On 23rd December 1689, Johannes Frederick Bellow, a Danish trooper, was executed in Beverley Market Place for killing fellow soldier Daniel Straker, in a duel. Both are buried in St Mary’s churchyard.

On 23rd December 1732, a hurricane removed the roof and steeple of Hornsea church, destroyed 24 houses and overturned a windmill, and interrupted the parish clerk in the act of concealing smuggled goods in the crypt of the church.

danish soldiers st mary's.JPG

October 21st

On 21st October 1823, Mr Gleadow, commander of the customs cutter Bee, seized 31,324 barrels of contraband, including 250 lbs of tea, 720 lbs of tobacco, and 976 gallons of spirits, mostly gin, from the Lunatic asylum, Brandesburton Moor.

On 21st October 1904, the Gamecock trawler fleet from Hull was fired on by the Russian Baltic fleet, claiming they mistook them for the Japanese Navy.

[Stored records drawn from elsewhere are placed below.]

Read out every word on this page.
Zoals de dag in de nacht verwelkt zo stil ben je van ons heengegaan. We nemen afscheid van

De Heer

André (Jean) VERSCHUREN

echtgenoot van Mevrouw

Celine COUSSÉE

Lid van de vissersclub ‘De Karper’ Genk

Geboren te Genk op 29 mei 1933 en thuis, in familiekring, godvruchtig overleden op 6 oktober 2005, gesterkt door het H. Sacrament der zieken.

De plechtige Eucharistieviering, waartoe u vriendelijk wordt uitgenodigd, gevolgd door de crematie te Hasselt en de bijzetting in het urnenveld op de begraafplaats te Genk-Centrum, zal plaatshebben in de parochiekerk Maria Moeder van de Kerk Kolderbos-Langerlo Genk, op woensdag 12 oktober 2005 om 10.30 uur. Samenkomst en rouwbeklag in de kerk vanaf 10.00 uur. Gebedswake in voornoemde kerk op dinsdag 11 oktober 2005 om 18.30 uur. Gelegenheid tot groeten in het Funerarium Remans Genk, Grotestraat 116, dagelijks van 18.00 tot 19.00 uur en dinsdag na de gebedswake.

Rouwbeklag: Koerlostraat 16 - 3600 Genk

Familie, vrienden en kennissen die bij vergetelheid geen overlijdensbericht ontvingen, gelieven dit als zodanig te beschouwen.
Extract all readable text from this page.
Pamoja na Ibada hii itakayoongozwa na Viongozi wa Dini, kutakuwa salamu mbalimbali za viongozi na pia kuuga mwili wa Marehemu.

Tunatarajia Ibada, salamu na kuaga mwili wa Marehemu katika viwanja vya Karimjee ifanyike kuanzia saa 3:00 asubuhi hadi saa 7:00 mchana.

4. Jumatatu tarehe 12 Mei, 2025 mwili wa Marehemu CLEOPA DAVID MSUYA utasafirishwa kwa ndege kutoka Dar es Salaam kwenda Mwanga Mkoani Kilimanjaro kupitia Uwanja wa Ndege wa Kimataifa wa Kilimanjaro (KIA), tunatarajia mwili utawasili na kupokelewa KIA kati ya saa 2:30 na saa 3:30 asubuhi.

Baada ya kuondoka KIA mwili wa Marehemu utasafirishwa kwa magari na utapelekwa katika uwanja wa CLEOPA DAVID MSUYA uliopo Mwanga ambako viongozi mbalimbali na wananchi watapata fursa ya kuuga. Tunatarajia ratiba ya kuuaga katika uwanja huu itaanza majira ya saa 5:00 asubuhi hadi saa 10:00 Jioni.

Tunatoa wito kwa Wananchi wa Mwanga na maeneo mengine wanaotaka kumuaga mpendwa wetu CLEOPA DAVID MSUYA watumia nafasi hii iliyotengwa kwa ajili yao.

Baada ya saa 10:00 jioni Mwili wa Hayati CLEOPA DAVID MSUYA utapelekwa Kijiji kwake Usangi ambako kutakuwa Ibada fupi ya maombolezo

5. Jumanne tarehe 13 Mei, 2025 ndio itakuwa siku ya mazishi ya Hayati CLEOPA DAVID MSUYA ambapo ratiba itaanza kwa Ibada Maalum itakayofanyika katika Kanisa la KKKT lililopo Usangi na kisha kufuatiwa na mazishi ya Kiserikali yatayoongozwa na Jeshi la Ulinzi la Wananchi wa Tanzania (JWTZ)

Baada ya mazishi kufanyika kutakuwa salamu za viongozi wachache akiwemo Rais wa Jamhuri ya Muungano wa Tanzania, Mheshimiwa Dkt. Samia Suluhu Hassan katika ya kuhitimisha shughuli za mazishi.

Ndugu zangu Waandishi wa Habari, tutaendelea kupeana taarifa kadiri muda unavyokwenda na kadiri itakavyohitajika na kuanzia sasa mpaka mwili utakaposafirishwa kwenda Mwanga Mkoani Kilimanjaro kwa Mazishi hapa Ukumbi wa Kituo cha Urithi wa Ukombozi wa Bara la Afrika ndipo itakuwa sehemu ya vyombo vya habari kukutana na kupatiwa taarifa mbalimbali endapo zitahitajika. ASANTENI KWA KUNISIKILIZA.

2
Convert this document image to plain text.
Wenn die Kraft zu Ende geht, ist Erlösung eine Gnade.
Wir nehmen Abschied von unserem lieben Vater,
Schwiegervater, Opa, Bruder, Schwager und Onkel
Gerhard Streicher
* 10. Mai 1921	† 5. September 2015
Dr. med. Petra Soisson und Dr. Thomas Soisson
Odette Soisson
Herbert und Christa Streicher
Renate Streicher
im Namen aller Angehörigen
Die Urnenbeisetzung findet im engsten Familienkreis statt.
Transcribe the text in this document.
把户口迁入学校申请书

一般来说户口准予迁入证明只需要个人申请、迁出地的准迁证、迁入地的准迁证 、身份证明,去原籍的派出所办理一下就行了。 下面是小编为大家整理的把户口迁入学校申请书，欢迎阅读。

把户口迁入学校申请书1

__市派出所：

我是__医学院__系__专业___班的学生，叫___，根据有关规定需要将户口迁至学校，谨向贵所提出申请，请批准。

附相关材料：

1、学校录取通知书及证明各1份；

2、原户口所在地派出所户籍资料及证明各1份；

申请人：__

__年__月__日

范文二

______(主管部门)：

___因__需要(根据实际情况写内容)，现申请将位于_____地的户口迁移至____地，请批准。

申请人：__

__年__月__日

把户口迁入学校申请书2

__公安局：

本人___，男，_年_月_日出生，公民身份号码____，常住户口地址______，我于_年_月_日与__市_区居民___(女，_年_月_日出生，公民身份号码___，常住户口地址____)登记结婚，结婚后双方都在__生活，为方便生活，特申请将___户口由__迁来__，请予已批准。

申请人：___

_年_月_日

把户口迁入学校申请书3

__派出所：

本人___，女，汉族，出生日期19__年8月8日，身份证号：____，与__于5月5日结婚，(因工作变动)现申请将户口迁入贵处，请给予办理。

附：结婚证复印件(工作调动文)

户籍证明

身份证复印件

The trawler Crane was sunk and her captain and second mate killed; 30 others were injured. There is a memorial statue to the ‘Russian Outrage’ at the corner of Boulevard/Hessle Road.

On 21st October 1905, Ellen Borrill, of William’s Terrace, Hull, was murdered at Danthorpe by Peter Williams, her partner. He cut her throat in a field, walked to Burton Pidsea, and then gave himself up to the police at Roos. He claimed she had tried to kill herself, and asked him to finish her off. On 2nd December, Williams was sentenced to death, but was reprieved.

On 21st October 1921, Jim Graham and Cam Connor, out of work shipwrights from South Shields, bought a 14-seater Model T. Ford and set up Easington’s first bus service, just 2 years after East Yorkshire’s first bus service was set up in Elloughton by E.J. Lee, also using a 14-seater Model T.